Dari sejak masuk sampai tamat SD, cara mengajar guru masih tetap sama yaitu, dengan menyisipkan kekerasan demi kekerasan dalam setiap jam mengajar. Anak yang didiktator dan yang biasa diancam  akan berdampak negative bagi psikisnya. Istilahnya, mental anak ada pada masa kecilnya. Bila masa itu mental tidak di explor atau tidak diuji, maka dewasanya akan susah diubah.
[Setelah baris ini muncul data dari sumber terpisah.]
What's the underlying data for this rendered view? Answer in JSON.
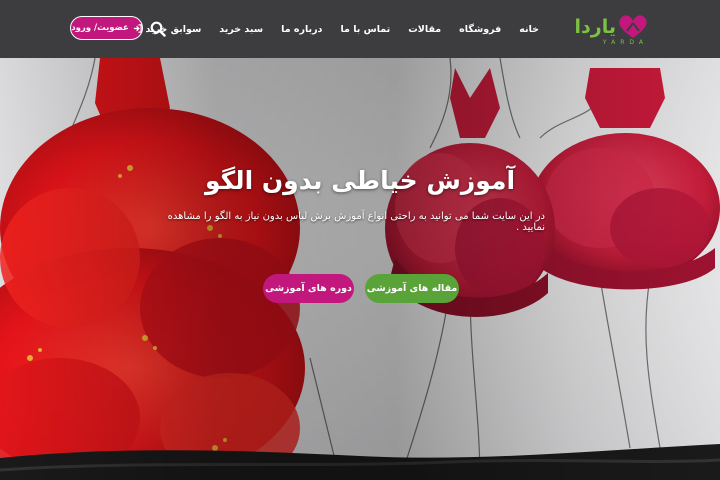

Ada seorang anak bertanya dan anak ini dianggap agak berani menghadapi guru-guru,katanya:”Mengapa hari-hari kami selalu dipukuli? Mengapa harus ada kekerasan?" Guru itu menjawab:”karena kami dulu dididik dengan keras.Kami keras untuk kebaikan kalian”.Kami semua tahu bahwa mereka mengajar kami supaya kami menjadi anak yang pintar,berbakti kepada Tuhan,orang tua serta guru.